(Doha) Les négociateurs du gouvernement afghan sont arrivés mardi à Doha pour un second cycle de négociations avec les talibans après que Kaboul a accusé les insurgés de gagner du temps pendant que Washington retire ses troupes du pays.

Agence France-Presse

Les discussions de paix interafghanes, qui avaient débuté le 12 septembre dans un hôtel de luxe de Doha, n’ont à ce stade permis aucune percée notoire, même si les deux parties s’étaient finalement mises d’accord sur l’objet des prochains échanges lors de ce nouveau cycle d’échanges.

« Nous sommes arrivés à Doha il y a deux heures », a déclaré le porte-parole du groupe de négociateurs du gouvernement afghan, parti de Kaboul.  

On ne sait à ce stade quand les pourparlers allaient reprendre.

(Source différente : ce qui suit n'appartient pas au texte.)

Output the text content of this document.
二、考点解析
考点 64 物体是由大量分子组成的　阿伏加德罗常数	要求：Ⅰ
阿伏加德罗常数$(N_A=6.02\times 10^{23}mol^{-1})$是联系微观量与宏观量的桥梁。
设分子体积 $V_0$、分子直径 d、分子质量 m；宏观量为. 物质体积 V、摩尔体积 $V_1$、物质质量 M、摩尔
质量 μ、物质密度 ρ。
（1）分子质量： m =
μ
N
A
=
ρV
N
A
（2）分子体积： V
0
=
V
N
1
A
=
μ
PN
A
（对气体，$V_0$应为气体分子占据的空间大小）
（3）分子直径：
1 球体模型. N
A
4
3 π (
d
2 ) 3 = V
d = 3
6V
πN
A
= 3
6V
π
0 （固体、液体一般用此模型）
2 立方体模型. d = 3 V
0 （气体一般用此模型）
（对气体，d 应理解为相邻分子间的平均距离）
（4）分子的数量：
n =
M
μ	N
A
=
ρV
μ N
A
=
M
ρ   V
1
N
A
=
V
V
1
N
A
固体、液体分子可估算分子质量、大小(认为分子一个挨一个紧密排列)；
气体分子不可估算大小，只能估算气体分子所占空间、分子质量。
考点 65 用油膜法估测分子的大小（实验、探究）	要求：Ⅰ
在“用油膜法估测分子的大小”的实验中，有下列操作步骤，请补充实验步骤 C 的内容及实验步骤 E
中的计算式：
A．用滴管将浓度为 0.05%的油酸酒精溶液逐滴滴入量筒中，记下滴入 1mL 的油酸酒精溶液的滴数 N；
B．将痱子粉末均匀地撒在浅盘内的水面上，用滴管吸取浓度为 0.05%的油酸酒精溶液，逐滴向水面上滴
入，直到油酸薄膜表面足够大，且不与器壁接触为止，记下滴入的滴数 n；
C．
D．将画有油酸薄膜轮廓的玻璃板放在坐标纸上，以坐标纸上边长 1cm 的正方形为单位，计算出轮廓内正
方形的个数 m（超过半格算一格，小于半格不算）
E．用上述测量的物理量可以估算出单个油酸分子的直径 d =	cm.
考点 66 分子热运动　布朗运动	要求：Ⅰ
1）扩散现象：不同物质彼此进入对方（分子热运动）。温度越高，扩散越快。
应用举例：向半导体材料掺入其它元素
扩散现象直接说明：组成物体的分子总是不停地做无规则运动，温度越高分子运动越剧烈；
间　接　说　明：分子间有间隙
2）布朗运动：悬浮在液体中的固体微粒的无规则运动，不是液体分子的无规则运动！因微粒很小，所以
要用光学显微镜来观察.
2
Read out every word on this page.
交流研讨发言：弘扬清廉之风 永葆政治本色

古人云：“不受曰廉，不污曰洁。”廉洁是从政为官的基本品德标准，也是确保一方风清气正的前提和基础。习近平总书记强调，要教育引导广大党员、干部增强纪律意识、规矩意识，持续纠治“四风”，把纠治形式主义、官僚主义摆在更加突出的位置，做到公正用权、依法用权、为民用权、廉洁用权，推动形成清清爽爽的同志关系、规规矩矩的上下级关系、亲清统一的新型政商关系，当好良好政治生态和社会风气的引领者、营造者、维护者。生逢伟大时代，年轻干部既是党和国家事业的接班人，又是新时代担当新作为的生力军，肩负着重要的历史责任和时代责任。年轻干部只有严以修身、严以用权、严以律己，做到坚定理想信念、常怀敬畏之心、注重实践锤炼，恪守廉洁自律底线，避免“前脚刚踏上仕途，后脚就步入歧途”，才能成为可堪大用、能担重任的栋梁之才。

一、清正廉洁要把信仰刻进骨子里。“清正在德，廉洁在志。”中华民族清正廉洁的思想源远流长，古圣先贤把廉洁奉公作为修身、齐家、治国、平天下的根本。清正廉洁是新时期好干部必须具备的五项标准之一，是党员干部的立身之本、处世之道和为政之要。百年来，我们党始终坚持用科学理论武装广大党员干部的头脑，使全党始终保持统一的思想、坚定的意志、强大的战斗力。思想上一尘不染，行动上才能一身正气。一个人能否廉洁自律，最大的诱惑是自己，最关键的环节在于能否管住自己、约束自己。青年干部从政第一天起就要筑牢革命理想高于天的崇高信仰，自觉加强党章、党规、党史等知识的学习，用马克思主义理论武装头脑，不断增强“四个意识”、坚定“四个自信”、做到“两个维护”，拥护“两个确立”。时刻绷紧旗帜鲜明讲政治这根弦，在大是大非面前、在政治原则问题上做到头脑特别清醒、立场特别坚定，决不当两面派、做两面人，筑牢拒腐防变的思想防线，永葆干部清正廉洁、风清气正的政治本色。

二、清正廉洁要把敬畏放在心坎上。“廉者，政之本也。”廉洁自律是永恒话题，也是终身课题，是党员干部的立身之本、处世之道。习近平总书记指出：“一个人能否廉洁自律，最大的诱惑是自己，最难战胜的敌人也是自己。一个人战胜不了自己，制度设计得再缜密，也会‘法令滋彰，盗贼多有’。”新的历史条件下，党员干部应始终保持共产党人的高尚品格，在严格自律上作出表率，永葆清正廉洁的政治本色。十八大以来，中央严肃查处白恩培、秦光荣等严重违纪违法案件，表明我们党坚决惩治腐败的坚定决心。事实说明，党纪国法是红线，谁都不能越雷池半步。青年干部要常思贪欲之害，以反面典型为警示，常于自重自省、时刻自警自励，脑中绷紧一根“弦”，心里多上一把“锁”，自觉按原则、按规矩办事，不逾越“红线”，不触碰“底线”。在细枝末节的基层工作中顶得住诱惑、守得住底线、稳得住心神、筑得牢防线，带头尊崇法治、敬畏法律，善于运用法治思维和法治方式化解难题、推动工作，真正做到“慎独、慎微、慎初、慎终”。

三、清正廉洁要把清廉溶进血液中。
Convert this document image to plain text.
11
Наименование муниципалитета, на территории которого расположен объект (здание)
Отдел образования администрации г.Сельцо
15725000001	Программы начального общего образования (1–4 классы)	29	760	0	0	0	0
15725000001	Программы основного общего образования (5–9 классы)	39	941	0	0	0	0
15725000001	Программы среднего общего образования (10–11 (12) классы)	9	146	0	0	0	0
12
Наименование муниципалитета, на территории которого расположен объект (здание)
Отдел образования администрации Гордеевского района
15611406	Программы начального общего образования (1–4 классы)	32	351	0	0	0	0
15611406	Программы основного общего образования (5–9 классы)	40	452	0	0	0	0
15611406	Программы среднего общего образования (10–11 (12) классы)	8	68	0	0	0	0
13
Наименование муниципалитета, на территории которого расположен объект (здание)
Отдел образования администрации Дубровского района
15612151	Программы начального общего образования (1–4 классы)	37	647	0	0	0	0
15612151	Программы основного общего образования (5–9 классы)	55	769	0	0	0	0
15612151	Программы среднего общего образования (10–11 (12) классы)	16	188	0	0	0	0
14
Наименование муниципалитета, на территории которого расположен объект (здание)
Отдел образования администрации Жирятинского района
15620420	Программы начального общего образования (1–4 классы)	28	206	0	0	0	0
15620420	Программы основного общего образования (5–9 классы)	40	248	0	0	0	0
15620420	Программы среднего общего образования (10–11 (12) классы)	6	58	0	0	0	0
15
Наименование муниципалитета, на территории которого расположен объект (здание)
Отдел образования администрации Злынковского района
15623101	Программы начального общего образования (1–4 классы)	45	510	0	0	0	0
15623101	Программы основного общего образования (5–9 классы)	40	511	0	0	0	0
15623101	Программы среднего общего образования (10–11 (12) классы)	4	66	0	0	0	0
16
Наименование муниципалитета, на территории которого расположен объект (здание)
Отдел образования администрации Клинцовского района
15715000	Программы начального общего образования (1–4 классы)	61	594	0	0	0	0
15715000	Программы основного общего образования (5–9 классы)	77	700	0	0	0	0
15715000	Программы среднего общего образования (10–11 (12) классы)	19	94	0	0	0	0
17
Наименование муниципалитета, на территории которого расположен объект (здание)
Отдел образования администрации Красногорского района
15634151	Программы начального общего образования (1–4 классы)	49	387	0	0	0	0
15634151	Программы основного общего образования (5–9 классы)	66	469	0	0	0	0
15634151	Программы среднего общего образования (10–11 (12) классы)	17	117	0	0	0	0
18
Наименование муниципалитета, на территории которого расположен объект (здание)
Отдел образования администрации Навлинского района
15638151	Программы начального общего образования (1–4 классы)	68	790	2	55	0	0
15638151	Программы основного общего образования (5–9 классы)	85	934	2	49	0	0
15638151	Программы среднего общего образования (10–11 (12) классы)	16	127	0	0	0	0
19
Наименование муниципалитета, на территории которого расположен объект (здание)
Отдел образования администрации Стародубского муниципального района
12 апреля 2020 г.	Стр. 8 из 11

Les négociateurs de Kaboul plaident pour un cessez-le-feu permanent et pour le maintien du système de gouvernance actuel, qui avait été mis en place quand les talibans avaient été évincés du pouvoir par l’invasion emmenée par les États-Unis en 2001.

Mais le chef des renseignements afghans, Ahmad Zia Siraj, avait déclaré lundi penser que « les talibans prévoient de faire traîner les discussions jusqu’au retrait des forces américaines d’Afghanistan au mois de mai ».  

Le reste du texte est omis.